Obviously, there are a variety of choices. Your organization needs and budgets will drive your decisions. To recap:
If you have one location or office and do not feel the need to consider redundancy for your system, a smaller Internet access circuit may be all you need. A single fifty, ten or five megabyte circuit might be enough. For an office in a lit building, you may find that gigabit service or Metro Ethernet are affordable options for you. Prices will vary. They are based on your location and circuit availability; speak with our engineers to learn your best options.
Having a medium or mid-sized company in Medford requires that you have higher-speed access to the net. Higher-speed circuits like Metro Ethernet, gigabit Internet or others may be your best options. Using different circuits and different providers will, if you choose, provide you with redundancy. Achieving this may cost extra but it won’t double your costs. Using one 100-megabyte circuit instead of two 50-megabyte circuits, is one example. To repeat, availability and prices vary. You need to speak with one of our experts to determine your options in your specific location.

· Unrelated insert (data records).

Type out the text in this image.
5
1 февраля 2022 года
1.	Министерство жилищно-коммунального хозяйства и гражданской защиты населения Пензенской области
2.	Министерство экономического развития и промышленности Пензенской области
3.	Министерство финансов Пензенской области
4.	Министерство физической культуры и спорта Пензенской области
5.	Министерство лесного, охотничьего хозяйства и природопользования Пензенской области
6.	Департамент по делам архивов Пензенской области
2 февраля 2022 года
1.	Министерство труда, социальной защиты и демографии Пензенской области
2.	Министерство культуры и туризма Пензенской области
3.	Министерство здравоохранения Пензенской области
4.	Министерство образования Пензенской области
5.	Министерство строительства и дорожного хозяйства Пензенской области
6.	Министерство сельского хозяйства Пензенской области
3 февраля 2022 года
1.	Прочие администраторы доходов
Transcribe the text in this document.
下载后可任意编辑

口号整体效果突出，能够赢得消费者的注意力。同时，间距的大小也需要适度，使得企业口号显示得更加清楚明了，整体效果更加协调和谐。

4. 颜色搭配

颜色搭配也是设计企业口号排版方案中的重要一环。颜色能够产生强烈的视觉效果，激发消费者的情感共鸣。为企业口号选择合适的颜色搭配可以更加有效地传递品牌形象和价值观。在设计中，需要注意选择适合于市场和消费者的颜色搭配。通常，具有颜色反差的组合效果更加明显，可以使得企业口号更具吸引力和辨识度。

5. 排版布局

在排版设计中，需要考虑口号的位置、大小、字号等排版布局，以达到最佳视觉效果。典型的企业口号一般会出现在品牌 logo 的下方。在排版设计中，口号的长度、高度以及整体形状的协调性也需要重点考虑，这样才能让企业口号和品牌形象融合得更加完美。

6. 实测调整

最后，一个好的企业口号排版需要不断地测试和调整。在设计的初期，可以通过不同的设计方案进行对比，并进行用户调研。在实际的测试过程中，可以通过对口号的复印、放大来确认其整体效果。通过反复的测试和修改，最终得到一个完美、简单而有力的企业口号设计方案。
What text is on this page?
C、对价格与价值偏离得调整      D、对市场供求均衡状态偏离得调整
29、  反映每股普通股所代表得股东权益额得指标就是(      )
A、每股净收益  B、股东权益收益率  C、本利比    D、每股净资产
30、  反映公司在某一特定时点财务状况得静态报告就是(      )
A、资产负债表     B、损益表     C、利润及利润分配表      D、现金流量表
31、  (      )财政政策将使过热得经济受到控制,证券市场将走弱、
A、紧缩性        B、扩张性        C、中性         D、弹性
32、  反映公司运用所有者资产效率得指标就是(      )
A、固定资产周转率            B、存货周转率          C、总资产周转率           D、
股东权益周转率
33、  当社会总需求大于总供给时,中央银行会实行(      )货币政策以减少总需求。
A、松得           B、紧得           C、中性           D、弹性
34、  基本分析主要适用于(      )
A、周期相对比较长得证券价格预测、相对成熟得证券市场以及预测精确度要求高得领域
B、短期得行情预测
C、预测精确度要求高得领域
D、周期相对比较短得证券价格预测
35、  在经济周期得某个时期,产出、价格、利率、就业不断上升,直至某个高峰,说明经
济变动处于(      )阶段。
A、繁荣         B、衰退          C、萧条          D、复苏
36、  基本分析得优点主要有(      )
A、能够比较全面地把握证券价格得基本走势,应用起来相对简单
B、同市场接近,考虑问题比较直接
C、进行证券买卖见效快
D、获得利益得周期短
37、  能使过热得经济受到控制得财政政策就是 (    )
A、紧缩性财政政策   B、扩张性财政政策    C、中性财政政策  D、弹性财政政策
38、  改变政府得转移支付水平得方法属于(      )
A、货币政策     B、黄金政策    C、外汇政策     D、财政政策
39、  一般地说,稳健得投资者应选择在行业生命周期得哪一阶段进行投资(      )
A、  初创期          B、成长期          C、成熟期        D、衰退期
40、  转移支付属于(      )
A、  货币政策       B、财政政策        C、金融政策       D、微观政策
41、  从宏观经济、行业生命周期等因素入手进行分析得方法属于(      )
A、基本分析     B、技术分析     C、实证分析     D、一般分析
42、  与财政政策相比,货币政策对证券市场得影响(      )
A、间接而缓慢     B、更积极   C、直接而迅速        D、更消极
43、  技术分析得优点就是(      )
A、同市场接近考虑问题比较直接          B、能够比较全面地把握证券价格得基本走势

Companies with multiple sites are most at risk for failure. Redundancy is crucial. Different carriers are desirable. You can increase redundancy with switches or routers. Having redundant equipment can also minimize risk. Have you looked at Metro Ethernet providers, gigabit Internet providers and other high-speed Internet access circuit providers? You should do so before making a decision. The right combination of services and carriers can positively impact the efficiency of your business.
For businesses that fit this description, it is essential to have gigabit Internet circuits, point-to-point high-speed Internet circuits and Metro Ethernet Internet circuits. In order to maximize and protect your uptime, you must have redundancy. You should have redundant circuits from multiple providers in addition to redundant hardware. The last thing you want is interruptions or slowdowns affecting your business. You must provide enough bandwidth to avoid these pitfalls that sometimes occur during sudden usage spikes. It is crucial that not only your circuits have the ability to support a vast number of multiple and simultaneous connects, but your hardware must have the ability to support them as well.
There is great risk of failing circuits or insufficient bandwidth. You must select the single circuit or multiple circuits that can meet your demands and stay within your budget. Choosing the right mix of circuits and hardware is a daunting task.
Our engineers can help. We are going to analyze your requirements and needs and create a free action plan for you. After reviewing your current usage and demand levels, we’ll generate a cost effective plan that provides your business with the resources it needs.